Die Band gehört sicher zu den besten deutschen Bluesformationen und zu den umtriebigsten dazu. Gegründet Anfang der 90er Jahre haben sie mittlerweile weit über 1500 Konzerte gespielt, in West- und Osteuropa, in Russland und auch in den USA. Derzeit sind sie wieder international unterwegs, am 01.12. beenden sie eine fünfwöchige Tour mit Auftritten in der Schweiz, in Dänemark, Holland, Spanien und Polen, anschließend geht es weiter durch Deutschland und Österreich (s. Tourtermine in RockTimes).
Gleich vornweg. Der Stil, schon immer retro-orientiert, hat sich noch eindeutiger zeitlich 'nach hinten' verlagert. R&B mit einer ganzen Menge Swing ist nun klar tonangebend, der Blues ist zwar auch noch gut vertreten, aber nicht mehr so dominant. Die Musik verbreitet Spaß, den Spaß der Fünfziger und der frühen Sechziger Jahre. Schmalztollen, Koteletten, Pettycoats und Borgwards mit Plastikblumen am Amaturenbrett, das taucht da im Geiste auf. Und auf der Bühne Schnarrbass, bauchige Gitarren, ein Flügel, Tanzmucke-Ludwig-Schlagzeug und das typische 'Fahrradlampen'-Mikrophon der Nachkriegszeit.

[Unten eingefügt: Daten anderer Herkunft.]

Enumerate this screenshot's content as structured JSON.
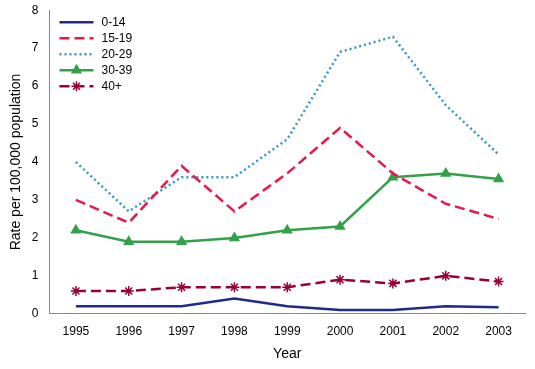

Mit "Cool Drinks" (bzw. "Hot Shot Bop" auf der CD) heizen die Jungs gleich kräftig ein. Dann kommt Sänger und Harper Michael Arlt auf die Bühne und croont erstmal in bester Sam Cooke-Manier "You Can Always Depend On Me". "Let's Get Crazy" ist ein gekonnter R&B-Rocker im Stil von Elvis. Aber dann ist Jump-Blues-Time! Bei "She's Got Her Eyes On Me" quetscht der jüngere Arlt erstmal ein Intro aus der Mundharmonika, dass sich die Haare aufstellen. Was hat der für einen kraftvollen Ton drauf! Und Andreas zeigt, was er für ein Klasse-Mann auf der Gitarre (immer noch die ES 335) ist. Da sitzt jeder Lick, jede Single Note - kein Frickler, sondern einer, der gekonnt Spannung aufbaut. Dann wieder die Harp - yeah, that's really deep blue! Beim "Mad Man Blues" markiert Michael gekonnt den Macker und lässt ein weiteres Dampf-Solo aus seinem Mississippi-Saxophon raus.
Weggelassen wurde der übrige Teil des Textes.